Contaba Sampedro que, cuando él era joven, los jóvenes leían y comentaban los escritos de Unamuno o de Ortega y Gasset, como sabios que eran. Añadía que le aterraba la idea de que lo consideraran un sabio, porque no era esa su intención. En realidad, esta parte de su biografía, los últimos tres o cuatro años en los que fue el pope español de la literatura indignada, podrían titularse Sabio por accidente. El motivo: haber escrito el prólogo de ¡Indignaos!, de Stéphane Hessel, con quien lo unían muchos elementos en común, y haber escrito parte del ensayo colectivo Reacciona, una de las biblias del movimiento 15-M. Si La sonrisa etrusca lo convirtió en el abuelito ideal de los jóvenes de la generación X y Monte Sinaí lo convirtió en el héroe de todo aquel que haya padecido una enfermedad seria, sus últimos ensayos lo convirtieron en un icono pop, el último superviviente de una generación (Francisco Ayala, Medardo Fraile y pocos más) de moral inconmovible y ética a prueba de bombas. Los paralelismos entre Hessel y Sampedro son evidentes: ambos pertenecieron a dos bandos enfrentados (Hessel, alemán nacionalizado francés, participó en la Segunda Guerra Mundial como dirigente destacado de la Francia Libre; Sampedro, más modesto, combatió en ambos bandos y vivió en el Marruecos colonial), desarrollaron una trayectoria profesional impecable durante la posguerra (Hessel, como coautor de la Declaración Universal de los Derechos del Hombre; Sampedro, como catedrático y lector de economía en varias universidades españolas y anglosajonas), explotaron como ideólogos de masas ya en su novena década, a base de contar, de manera breve y sencilla, verdades como puños… y, para rematar el paralelismo, fallecen ambos con apenas un mes de diferencia. No sabemos cómo le sentaba esta notoriedad a Hessel, pero a Sampedro le resultaba cargante y, de hecho, fue su deseo expreso que la noticia de su fallecimiento no trascendiera hasta después de haber sido incinerado, para evitar el circo mediático y necrófilo consustancial a los fallecimientos de gente mediática.

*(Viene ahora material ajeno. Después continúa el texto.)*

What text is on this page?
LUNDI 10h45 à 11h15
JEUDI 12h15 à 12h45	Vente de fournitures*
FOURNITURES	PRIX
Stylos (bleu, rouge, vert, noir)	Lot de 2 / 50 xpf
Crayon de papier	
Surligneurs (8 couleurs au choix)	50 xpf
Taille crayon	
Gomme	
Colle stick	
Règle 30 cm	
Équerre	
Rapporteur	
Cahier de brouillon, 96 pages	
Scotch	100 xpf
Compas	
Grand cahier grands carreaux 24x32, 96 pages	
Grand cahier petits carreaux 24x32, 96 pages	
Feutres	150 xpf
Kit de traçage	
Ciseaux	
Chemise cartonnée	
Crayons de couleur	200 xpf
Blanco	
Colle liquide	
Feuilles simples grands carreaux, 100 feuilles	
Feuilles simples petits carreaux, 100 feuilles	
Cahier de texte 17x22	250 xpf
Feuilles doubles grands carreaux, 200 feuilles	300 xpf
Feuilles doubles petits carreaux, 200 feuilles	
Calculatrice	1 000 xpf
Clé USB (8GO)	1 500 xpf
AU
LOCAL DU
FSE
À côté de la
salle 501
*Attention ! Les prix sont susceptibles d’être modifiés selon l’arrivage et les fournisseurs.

Muere el hombre, a los noventa y seis años, pero nos queda la obra. Es un topicazo del tamaño de cualquiera de esos árboles que transportaban Tajo abajo los gancheros de El río que nos lleva, pero, en el caso de alguien como José Luis Sampedro, es una invitación a leer magníficas novelas como La sonrisa etrusca o La vieja sirena, confesiones sinceras hasta la lágrima como Monte Sinaí, o ensayos necesarios y veraces como Reacciona.